Mounting evidence indicates that, far from fading away, ultrasound could retain a role in the triage and follow-up of patients presenting to the emergency room with traumatic abdominal solid organ injury. Prospective data from University of California researchers validate earlier studies showing that contrast-enhanced sonography outperforms conventional sonography and complements CT’s role in this setting.
Mounting evidence indicates that, far from fading away, ultrasound could retain a role in the triage and follow-up of patients presenting to the emergency room with traumatic abdominal solid organ injury. Prospective data from University of California researchers validate earlier studies showing that contrast-enhanced sonography outperforms conventional sonography and complements CT's role in this setting.
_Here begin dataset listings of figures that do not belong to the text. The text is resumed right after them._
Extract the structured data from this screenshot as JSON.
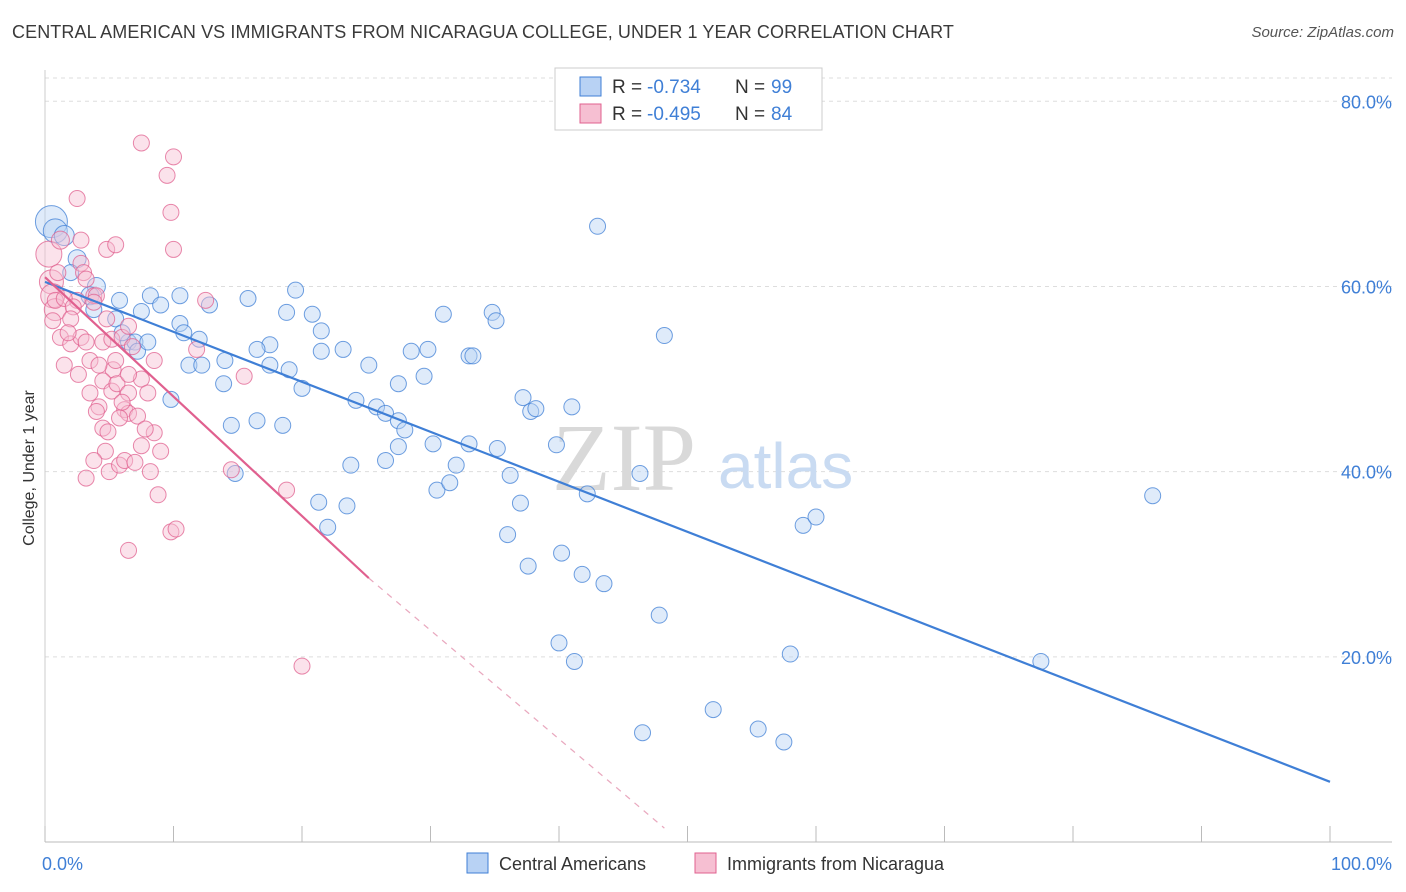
{
  "title": "CENTRAL AMERICAN VS IMMIGRANTS FROM NICARAGUA COLLEGE, UNDER 1 YEAR CORRELATION CHART",
  "source": "Source: ZipAtlas.com",
  "watermark": {
    "zip": "ZIP",
    "atlas": "atlas"
  },
  "colors": {
    "blue": "#3f7fd6",
    "blue_fill": "#b8d2f4",
    "pink": "#e0608f",
    "pink_fill": "#f6bfd2",
    "grid": "#dddddd"
  },
  "legend": {
    "rows": [
      {
        "r_label": "R =",
        "r_value": "-0.734",
        "n_label": "N =",
        "n_value": "99"
      },
      {
        "r_label": "R =",
        "r_value": "-0.495",
        "n_label": "N =",
        "n_value": "84"
      }
    ]
  },
  "chart_data": {
    "type": "scatter",
    "title": "CENTRAL AMERICAN VS IMMIGRANTS FROM NICARAGUA COLLEGE, UNDER 1 YEAR CORRELATION CHART",
    "xlabel": "",
    "ylabel": "College, Under 1 year",
    "xlim": [
      0,
      100
    ],
    "ylim": [
      0,
      85
    ],
    "x_tick_labels": [
      "0.0%",
      "100.0%"
    ],
    "y_tick_labels": [
      "20.0%",
      "40.0%",
      "60.0%",
      "80.0%"
    ],
    "y_ticks": [
      20,
      40,
      60,
      80
    ],
    "grid": true,
    "legend_position": "top-center",
    "series": [
      {
        "name": "Central Americans",
        "color": "#3f7fd6",
        "trend": {
          "x": [
            0,
            100
          ],
          "y": [
            60.5,
            6.5
          ],
          "dashed_extension": false
        },
        "points": [
          [
            0.5,
            67,
            16
          ],
          [
            0.8,
            66,
            12
          ],
          [
            1.5,
            65.5,
            10
          ],
          [
            2.5,
            63,
            9
          ],
          [
            2,
            61.5,
            8
          ],
          [
            4,
            60,
            9
          ],
          [
            3.5,
            59,
            9
          ],
          [
            5.8,
            58.5,
            8
          ],
          [
            3.8,
            57.5,
            8
          ],
          [
            8.2,
            59,
            8
          ],
          [
            9,
            58,
            8
          ],
          [
            7.5,
            57.3,
            8
          ],
          [
            12.8,
            58,
            8
          ],
          [
            15.8,
            58.7,
            8
          ],
          [
            10.5,
            56,
            8
          ],
          [
            5.5,
            56.5,
            8
          ],
          [
            10.8,
            55,
            8
          ],
          [
            12,
            54.3,
            8
          ],
          [
            6.5,
            54,
            8
          ],
          [
            7,
            54,
            8
          ],
          [
            7.2,
            53,
            8
          ],
          [
            14,
            52,
            8
          ],
          [
            11.2,
            51.5,
            8
          ],
          [
            12.2,
            51.5,
            8
          ],
          [
            17.5,
            53.7,
            8
          ],
          [
            16.5,
            53.2,
            8
          ],
          [
            17.5,
            51.5,
            8
          ],
          [
            19,
            51,
            8
          ],
          [
            20,
            49,
            8
          ],
          [
            13.9,
            49.5,
            8
          ],
          [
            9.8,
            47.8,
            8
          ],
          [
            19.5,
            59.6,
            8
          ],
          [
            18.8,
            57.2,
            8
          ],
          [
            20.8,
            57,
            8
          ],
          [
            21.5,
            55.2,
            8
          ],
          [
            21.5,
            53,
            8
          ],
          [
            23.2,
            53.2,
            8
          ],
          [
            25.2,
            51.5,
            8
          ],
          [
            28.5,
            53,
            8
          ],
          [
            29.8,
            53.2,
            8
          ],
          [
            29.5,
            50.3,
            8
          ],
          [
            34.8,
            57.2,
            8
          ],
          [
            31,
            57,
            8
          ],
          [
            33,
            52.5,
            8
          ],
          [
            35.1,
            56.3,
            8
          ],
          [
            24.2,
            47.7,
            8
          ],
          [
            25.8,
            47,
            8
          ],
          [
            26.5,
            46.3,
            8
          ],
          [
            27.5,
            45.5,
            8
          ],
          [
            28,
            44.5,
            8
          ],
          [
            27.5,
            42.7,
            8
          ],
          [
            26.5,
            41.2,
            8
          ],
          [
            30.2,
            43,
            8
          ],
          [
            33,
            43,
            8
          ],
          [
            35.2,
            42.5,
            8
          ],
          [
            30.5,
            38,
            8
          ],
          [
            31.5,
            38.8,
            8
          ],
          [
            32,
            40.7,
            8
          ],
          [
            36.2,
            39.6,
            8
          ],
          [
            37,
            36.6,
            8
          ],
          [
            37.2,
            48,
            8
          ],
          [
            37.8,
            46.5,
            8
          ],
          [
            38.2,
            46.8,
            8
          ],
          [
            41,
            47,
            8
          ],
          [
            39.8,
            42.9,
            8
          ],
          [
            42.2,
            37.6,
            8
          ],
          [
            46.3,
            39.8,
            8
          ],
          [
            36,
            33.2,
            8
          ],
          [
            21.3,
            36.7,
            8
          ],
          [
            23.5,
            36.3,
            8
          ],
          [
            22,
            34,
            8
          ],
          [
            16.5,
            45.5,
            8
          ],
          [
            18.5,
            45,
            8
          ],
          [
            14.5,
            45,
            8
          ],
          [
            14.8,
            39.8,
            8
          ],
          [
            23.8,
            40.7,
            8
          ],
          [
            37.6,
            29.8,
            8
          ],
          [
            40.2,
            31.2,
            8
          ],
          [
            41.8,
            28.9,
            8
          ],
          [
            43.5,
            27.9,
            8
          ],
          [
            43,
            66.5,
            8
          ],
          [
            48.2,
            54.7,
            8
          ],
          [
            47.8,
            24.5,
            8
          ],
          [
            40,
            21.5,
            8
          ],
          [
            41.2,
            19.5,
            8
          ],
          [
            58,
            20.3,
            8
          ],
          [
            59,
            34.2,
            8
          ],
          [
            60,
            35.1,
            8
          ],
          [
            86.2,
            37.4,
            8
          ],
          [
            77.5,
            19.5,
            8
          ],
          [
            52,
            14.3,
            8
          ],
          [
            46.5,
            11.8,
            8
          ],
          [
            55.5,
            12.2,
            8
          ],
          [
            57.5,
            10.8,
            8
          ],
          [
            33.3,
            52.5,
            8
          ],
          [
            10.5,
            59,
            8
          ],
          [
            8,
            54,
            8
          ],
          [
            6,
            55,
            8
          ],
          [
            27.5,
            49.5,
            8
          ]
        ]
      },
      {
        "name": "Immigrants from Nicaragua",
        "color": "#e0608f",
        "trend": {
          "x": [
            0,
            25.2
          ],
          "y": [
            61,
            28.5
          ],
          "dashed_extension": true,
          "dash_to": [
            48.2,
            1.5
          ]
        },
        "points": [
          [
            0.3,
            63.5,
            13
          ],
          [
            0.5,
            60.5,
            12
          ],
          [
            0.6,
            59,
            12
          ],
          [
            0.8,
            57.5,
            11
          ],
          [
            1.2,
            65,
            9
          ],
          [
            2.5,
            69.5,
            8
          ],
          [
            2.8,
            62.5,
            8
          ],
          [
            2.8,
            65,
            8
          ],
          [
            3,
            61.5,
            8
          ],
          [
            3.2,
            60.8,
            8
          ],
          [
            3.8,
            59,
            8
          ],
          [
            2.5,
            58.5,
            8
          ],
          [
            4,
            59,
            8
          ],
          [
            4.8,
            64,
            8
          ],
          [
            5.5,
            64.5,
            8
          ],
          [
            7.5,
            75.5,
            8
          ],
          [
            9.5,
            72,
            8
          ],
          [
            9.8,
            68,
            8
          ],
          [
            10,
            64,
            8
          ],
          [
            10,
            74,
            8
          ],
          [
            1.2,
            54.5,
            8
          ],
          [
            1.5,
            51.5,
            8
          ],
          [
            2,
            53.8,
            8
          ],
          [
            2.8,
            54.5,
            8
          ],
          [
            3.5,
            52,
            8
          ],
          [
            4.5,
            54,
            8
          ],
          [
            5.2,
            54.3,
            8
          ],
          [
            6,
            54.5,
            8
          ],
          [
            6.5,
            55.7,
            8
          ],
          [
            5.3,
            51,
            8
          ],
          [
            4.5,
            49.8,
            8
          ],
          [
            5.2,
            48.7,
            8
          ],
          [
            5.6,
            49.5,
            8
          ],
          [
            4.2,
            47,
            8
          ],
          [
            3.5,
            48.5,
            8
          ],
          [
            6.2,
            46.7,
            8
          ],
          [
            6.5,
            46.3,
            8
          ],
          [
            7.2,
            46,
            8
          ],
          [
            6.5,
            48.5,
            8
          ],
          [
            4.5,
            44.7,
            8
          ],
          [
            4.7,
            42.2,
            8
          ],
          [
            3.8,
            41.2,
            8
          ],
          [
            3.2,
            39.3,
            8
          ],
          [
            5,
            40,
            8
          ],
          [
            5.8,
            40.7,
            8
          ],
          [
            6.2,
            41.2,
            8
          ],
          [
            7.5,
            42.8,
            8
          ],
          [
            8.5,
            44.2,
            8
          ],
          [
            7.8,
            44.6,
            8
          ],
          [
            8.2,
            40,
            8
          ],
          [
            8.8,
            37.5,
            8
          ],
          [
            9.8,
            33.5,
            8
          ],
          [
            10.2,
            33.8,
            8
          ],
          [
            6.5,
            31.5,
            8
          ],
          [
            15.5,
            50.3,
            8
          ],
          [
            14.5,
            40.2,
            8
          ],
          [
            18.8,
            38,
            8
          ],
          [
            20,
            19,
            8
          ],
          [
            11.8,
            53.2,
            8
          ],
          [
            12.5,
            58.5,
            8
          ],
          [
            0.8,
            58.5,
            8
          ],
          [
            1.5,
            58.7,
            8
          ],
          [
            1,
            61.5,
            8
          ],
          [
            2.2,
            57.8,
            8
          ],
          [
            3.8,
            58.3,
            8
          ],
          [
            4.8,
            56.5,
            8
          ],
          [
            5.5,
            52,
            8
          ],
          [
            2,
            56.5,
            8
          ],
          [
            6.8,
            53.5,
            8
          ],
          [
            7.5,
            50,
            8
          ],
          [
            8,
            48.5,
            8
          ],
          [
            3.2,
            54,
            8
          ],
          [
            1.8,
            55,
            8
          ],
          [
            2.6,
            50.5,
            8
          ],
          [
            4.2,
            51.5,
            8
          ],
          [
            6,
            47.5,
            8
          ],
          [
            5.8,
            45.8,
            8
          ],
          [
            8.5,
            52,
            8
          ],
          [
            6.5,
            50.5,
            8
          ],
          [
            4,
            46.5,
            8
          ],
          [
            4.9,
            44.3,
            8
          ],
          [
            7,
            41,
            8
          ],
          [
            9,
            42.2,
            8
          ],
          [
            0.6,
            56.3,
            8
          ]
        ]
      }
    ]
  },
  "bottom_legend": [
    {
      "label": "Central Americans"
    },
    {
      "label": "Immigrants from Nicaragua"
    }
  ]
}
For years, sonologists - mostly in Asia and Europe but increasingly in North America - have used the focused assessment with sonography for trauma (FAST) examination to confirm or rule out free fluid in the abdomen. Free fluid has been deemed a reliable sign of intra-abdominal injury and a potential indicator for surgery.
Recent data show that a significant number of abdominal parenchymal injuries can occur without a trace of free fluid. Although this finding led some to question ultrasound's utility, others chose to tweak conventional wisdom. At least two previous studies have used contrast-enhanced FAST to check for solid organ injury in addition to free fluid, according to the latest study by Dr. John P. McGahan, a professor of radiology at UC Davis.
From June 2004 through March 2005, McGahan and colleagues prospectively enrolled 20 patients presenting with injuries of the liver, spleen, or kidney detected by contrast-enhanced multislice CT (LightSpeed 16, GE Healthcare), the gold standard at UC Davis. Patients subsequently underwent baseline unenhanced sonography followed by CE ultrasound performed by an experienced sonographer blinded to CT results.
The investigators found that CE sonography performed better than conventional unenhanced sonography for the detection of solid organ injuries, particularly in the liver and spleen. Despite some limitations, CE ultrasound's detection rate was only slightly inferior to CT's in this setting (AJR 2006;187:658-666).
CE sonography found 20 (91%) of 22 injuries detected on MSCT, including nine lacerations each affecting the spleen and liver and two kidney lacerations. Noncontrast ultrasound found 11. Researchers graded injury detection by MSCT, noncontrast, and CE ultrasound using a 0 (no detection) to 3 (high visualization) scale. The average conspicuity grades recorded by conventional sonography and CE ultrasound, respectively, showed 0.67 and 2.33 for spleen injuries and 1 and 2.2 for liver injuries.
The investigators also found that spleen injuries were often hypoechoic in noncontrast sonography and became more noticeable on CE sonography. In addition, they could observe regions of normally perfused spleen within the injury's site. This pattern occurred with "stellate" splenic lacerations and has not been previously reported using contrast-enhanced sonography, the researchers said.
Liver injuries sometimes appeared prominently on unenhanced sonography but were often hard to detect. With CE sonography, on the other hand, the apparent injured area seemed hypoechoic and its periphery usually hyperechoic.
Previous studies report that many solid organ injuries, often minor ones, cannot be detected on CE sonography, whereas more significant injuries such as lacerations appear as hypoechoic regions. Investigators say this finding may give further insight into the true nature of an injury.
"Contrast-enhanced sonography may thus change our understanding of injuries to solid organs," the researchers said.
The study had several limitations. Ultrasound reviewers were blinded to an organ injury's site, but they knew that an injury had been identified by MSCT. Sonography could not exactly reproduce all MSCT planes because of the overlying ribs. The series provided only a limited number of injuries. MSCT-detected injuries kept researchers from determining specificity on ultrasound, and they did not procure surgical correlation.
Nevertheless, CE ultrasound may have a future role in the initial evaluation of patients with blunt abdominal trauma. It could be used in the follow-up of hospitalized patients with a known solid organ injury who are managed conservatively and cannot be easily moved to the CT suite. CE sonography could also be used to detect injury changes and spare patients unnecessary radiation exposure, the researchers said.
"CT should remain the gold standard for the evaluation of patients with blunt abdominal trauma. Standard sonography, however, should retain an important role in the triage of unstable patients who cannot undergo CT," they said.